I should have said this more carefully. If one allows enough rules of inference so that all the logical consequences of the axioms can be proved, then there are no automated proof checkers. So you can have proof checkers, but only at the cost of restricting the system so that not all logical consequences (i.e. implications that are true in every model) can be proved.

Because then the problem is not "Does this non-axiomatized stuff obey that theorem ?" but "Does that theorem follow from these axioms ?". One is a pure logic problem, and proofs may be checked by automated proof-checkers. The other directly or indirectly relies on the mathematician's intuition of the non-axiomatized subject in question, and can't be checked by automated proof-checkers.

Except insofar as the mathematicians, unknown to each other, have different ideas of what constitutes a valid rule of inference.

A logical system is a mathematical obect. If the problem is that different mathematicians might think they're talking about the same object when they're really talking about different ones, then I don't see why logical systems, out of all mathematical objects, should be particularly exempt from this problem.

Also, of course, to put this in the context of the original post, if we're talking about second order logic, then of course there can be no automated proof-checkers.

Plasmon:

So, they were lucky. It could have been that that-which-Pythagoras-calls-number was not that-which-Fibonacci-calls-numbers.

Why do you imagine that the introduction of an axiomatic system would address this problem?

Thanks for posting this.

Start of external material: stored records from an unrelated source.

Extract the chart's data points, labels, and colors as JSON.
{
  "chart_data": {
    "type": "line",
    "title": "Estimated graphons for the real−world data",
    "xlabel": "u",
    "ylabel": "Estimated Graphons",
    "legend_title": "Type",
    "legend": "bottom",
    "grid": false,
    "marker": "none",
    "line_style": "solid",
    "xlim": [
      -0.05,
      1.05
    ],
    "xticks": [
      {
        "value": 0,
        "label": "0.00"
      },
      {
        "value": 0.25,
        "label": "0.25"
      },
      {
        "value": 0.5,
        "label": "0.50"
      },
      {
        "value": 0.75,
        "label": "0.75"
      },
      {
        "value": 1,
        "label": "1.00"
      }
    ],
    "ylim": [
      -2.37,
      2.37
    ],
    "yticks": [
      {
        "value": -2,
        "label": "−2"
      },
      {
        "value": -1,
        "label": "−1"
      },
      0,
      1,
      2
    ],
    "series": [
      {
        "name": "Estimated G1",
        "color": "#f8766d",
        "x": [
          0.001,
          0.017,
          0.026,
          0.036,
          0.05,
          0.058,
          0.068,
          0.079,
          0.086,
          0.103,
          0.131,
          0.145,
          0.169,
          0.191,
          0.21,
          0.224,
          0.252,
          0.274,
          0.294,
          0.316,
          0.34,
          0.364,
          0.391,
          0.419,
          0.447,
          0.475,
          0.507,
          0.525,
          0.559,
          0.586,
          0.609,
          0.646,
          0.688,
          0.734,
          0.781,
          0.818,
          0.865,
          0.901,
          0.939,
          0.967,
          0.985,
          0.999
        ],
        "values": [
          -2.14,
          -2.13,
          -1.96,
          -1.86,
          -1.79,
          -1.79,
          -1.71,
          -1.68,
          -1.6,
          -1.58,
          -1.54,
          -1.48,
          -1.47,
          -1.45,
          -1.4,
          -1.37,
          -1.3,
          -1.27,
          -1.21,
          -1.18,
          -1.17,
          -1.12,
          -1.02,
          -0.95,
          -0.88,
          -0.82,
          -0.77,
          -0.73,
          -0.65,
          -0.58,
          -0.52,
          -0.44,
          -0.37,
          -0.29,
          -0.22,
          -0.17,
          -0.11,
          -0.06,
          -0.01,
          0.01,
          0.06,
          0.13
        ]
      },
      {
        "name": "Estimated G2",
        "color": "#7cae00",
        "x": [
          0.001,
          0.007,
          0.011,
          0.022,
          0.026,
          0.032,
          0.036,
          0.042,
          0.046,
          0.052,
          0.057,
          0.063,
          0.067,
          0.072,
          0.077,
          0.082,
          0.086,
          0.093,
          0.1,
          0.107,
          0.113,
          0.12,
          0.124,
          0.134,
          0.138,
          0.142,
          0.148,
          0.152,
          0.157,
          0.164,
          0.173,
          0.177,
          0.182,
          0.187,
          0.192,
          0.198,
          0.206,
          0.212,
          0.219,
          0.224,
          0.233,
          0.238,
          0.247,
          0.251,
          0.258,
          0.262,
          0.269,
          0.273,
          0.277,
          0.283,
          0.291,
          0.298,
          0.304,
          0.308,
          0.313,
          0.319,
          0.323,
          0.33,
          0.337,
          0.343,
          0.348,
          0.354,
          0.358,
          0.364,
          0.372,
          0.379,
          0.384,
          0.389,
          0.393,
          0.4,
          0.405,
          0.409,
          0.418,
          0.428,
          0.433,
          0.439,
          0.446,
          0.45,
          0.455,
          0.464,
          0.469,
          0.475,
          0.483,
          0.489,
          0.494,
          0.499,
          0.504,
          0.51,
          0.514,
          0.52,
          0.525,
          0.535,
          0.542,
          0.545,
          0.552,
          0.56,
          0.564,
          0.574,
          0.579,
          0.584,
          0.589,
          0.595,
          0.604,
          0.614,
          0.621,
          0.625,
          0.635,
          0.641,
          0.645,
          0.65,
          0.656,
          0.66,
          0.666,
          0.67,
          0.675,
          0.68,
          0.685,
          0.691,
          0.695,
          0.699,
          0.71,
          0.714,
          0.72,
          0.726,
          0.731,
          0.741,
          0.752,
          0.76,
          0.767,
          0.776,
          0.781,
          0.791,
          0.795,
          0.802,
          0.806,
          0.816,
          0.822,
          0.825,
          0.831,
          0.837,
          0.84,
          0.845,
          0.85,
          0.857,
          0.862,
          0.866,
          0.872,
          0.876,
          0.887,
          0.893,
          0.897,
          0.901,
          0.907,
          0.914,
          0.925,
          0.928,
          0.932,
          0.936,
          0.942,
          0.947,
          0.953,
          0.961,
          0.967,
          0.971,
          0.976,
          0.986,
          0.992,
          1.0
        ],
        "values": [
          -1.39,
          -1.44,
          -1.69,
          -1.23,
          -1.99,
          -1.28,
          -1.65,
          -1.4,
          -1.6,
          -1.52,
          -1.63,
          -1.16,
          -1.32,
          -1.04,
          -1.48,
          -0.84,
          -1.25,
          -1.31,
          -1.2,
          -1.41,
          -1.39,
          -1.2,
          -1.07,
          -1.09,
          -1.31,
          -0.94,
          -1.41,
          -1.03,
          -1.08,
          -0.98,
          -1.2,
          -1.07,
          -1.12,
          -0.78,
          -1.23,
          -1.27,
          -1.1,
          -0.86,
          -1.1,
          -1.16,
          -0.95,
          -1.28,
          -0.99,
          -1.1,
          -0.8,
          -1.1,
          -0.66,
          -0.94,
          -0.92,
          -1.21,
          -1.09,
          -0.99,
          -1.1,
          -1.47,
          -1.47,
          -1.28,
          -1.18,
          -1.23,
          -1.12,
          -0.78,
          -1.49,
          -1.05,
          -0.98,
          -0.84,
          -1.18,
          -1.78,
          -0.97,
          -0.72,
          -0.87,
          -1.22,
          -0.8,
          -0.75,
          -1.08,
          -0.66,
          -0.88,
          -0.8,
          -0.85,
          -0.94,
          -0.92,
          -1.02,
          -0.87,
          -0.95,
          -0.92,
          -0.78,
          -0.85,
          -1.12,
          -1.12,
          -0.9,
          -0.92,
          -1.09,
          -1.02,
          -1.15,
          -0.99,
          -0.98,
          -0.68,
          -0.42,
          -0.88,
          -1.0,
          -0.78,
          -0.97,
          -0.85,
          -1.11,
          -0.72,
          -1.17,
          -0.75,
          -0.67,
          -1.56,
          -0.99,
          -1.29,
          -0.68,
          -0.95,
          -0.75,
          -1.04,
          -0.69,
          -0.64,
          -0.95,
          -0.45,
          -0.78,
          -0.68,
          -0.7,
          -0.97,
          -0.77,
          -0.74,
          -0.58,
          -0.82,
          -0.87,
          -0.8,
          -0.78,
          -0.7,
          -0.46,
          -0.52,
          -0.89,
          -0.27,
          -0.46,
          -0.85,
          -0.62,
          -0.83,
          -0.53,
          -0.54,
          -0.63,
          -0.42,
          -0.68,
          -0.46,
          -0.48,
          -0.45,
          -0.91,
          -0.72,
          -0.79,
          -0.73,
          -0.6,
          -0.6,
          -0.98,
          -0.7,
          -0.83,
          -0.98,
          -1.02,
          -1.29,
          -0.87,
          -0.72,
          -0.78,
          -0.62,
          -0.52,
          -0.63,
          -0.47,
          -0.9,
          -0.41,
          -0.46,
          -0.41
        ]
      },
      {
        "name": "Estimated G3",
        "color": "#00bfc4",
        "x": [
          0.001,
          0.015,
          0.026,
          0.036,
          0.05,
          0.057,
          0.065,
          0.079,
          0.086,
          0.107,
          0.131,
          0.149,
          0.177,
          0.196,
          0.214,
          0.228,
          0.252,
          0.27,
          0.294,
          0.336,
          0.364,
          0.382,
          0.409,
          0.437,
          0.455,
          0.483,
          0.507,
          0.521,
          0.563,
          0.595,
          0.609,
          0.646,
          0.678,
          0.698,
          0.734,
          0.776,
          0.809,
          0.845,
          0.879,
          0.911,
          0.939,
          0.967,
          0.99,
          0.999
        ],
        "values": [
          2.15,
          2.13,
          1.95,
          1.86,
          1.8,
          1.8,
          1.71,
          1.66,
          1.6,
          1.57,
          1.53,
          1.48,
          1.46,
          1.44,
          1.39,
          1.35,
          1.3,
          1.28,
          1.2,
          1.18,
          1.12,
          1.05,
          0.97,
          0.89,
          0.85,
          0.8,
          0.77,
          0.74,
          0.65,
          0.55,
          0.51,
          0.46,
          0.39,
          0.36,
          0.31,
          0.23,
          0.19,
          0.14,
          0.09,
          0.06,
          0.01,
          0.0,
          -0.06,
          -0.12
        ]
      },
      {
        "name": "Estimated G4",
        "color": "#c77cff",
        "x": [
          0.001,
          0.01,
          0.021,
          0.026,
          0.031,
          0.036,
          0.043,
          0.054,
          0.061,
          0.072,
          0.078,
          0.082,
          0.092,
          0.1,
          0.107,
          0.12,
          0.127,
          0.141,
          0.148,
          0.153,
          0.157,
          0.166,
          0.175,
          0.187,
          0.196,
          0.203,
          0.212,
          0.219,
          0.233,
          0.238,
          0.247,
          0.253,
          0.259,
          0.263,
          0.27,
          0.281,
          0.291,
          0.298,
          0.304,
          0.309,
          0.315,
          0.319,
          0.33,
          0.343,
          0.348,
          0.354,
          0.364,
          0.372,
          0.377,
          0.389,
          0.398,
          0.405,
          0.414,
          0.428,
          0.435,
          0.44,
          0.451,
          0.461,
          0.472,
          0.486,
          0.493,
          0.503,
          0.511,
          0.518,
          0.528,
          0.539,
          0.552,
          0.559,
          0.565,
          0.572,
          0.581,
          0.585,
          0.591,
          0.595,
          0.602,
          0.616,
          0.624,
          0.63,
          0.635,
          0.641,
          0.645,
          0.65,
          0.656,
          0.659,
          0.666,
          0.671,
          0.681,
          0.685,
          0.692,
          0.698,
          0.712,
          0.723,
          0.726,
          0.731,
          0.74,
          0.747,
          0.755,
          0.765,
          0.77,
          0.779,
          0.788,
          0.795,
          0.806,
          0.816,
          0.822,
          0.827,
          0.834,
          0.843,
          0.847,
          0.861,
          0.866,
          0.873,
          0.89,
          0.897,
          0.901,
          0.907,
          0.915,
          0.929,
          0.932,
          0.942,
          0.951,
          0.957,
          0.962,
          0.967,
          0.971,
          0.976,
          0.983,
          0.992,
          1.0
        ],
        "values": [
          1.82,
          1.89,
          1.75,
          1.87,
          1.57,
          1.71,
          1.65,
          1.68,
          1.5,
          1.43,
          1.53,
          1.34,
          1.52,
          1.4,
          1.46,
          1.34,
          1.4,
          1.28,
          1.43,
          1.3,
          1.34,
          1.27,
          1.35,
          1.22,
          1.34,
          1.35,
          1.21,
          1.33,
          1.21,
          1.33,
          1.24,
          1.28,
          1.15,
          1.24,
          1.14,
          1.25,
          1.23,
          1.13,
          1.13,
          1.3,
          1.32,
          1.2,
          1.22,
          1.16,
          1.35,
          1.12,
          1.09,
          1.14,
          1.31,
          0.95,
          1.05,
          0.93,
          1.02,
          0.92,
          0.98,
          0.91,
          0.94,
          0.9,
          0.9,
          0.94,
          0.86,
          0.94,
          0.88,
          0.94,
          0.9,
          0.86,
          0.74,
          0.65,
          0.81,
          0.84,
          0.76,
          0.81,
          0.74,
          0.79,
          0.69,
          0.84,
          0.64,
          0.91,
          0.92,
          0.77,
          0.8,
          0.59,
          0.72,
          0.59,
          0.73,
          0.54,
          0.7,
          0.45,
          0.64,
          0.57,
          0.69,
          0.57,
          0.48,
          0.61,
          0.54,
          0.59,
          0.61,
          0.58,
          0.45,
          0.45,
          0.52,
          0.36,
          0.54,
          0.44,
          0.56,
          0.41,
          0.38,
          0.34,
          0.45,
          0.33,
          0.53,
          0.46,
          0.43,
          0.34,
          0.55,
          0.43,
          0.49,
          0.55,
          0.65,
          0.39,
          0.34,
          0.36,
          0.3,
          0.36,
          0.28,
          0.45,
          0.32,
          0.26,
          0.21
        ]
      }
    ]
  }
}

My intended comments got pretty long, so I converted them to a blog post here. The gist is that I don't think you've solved the problem, partly because second order logic is not logic (as explained in my post) and partly because you are relying on a theorem (that second order Peano arithmetic has a unique model) which relies on set theory, so you have "solved" the problem of what it means for numbers to be "out there" only by reducing it to the question of what it means for sets to be "out there", which is, if anything, a greater mystery.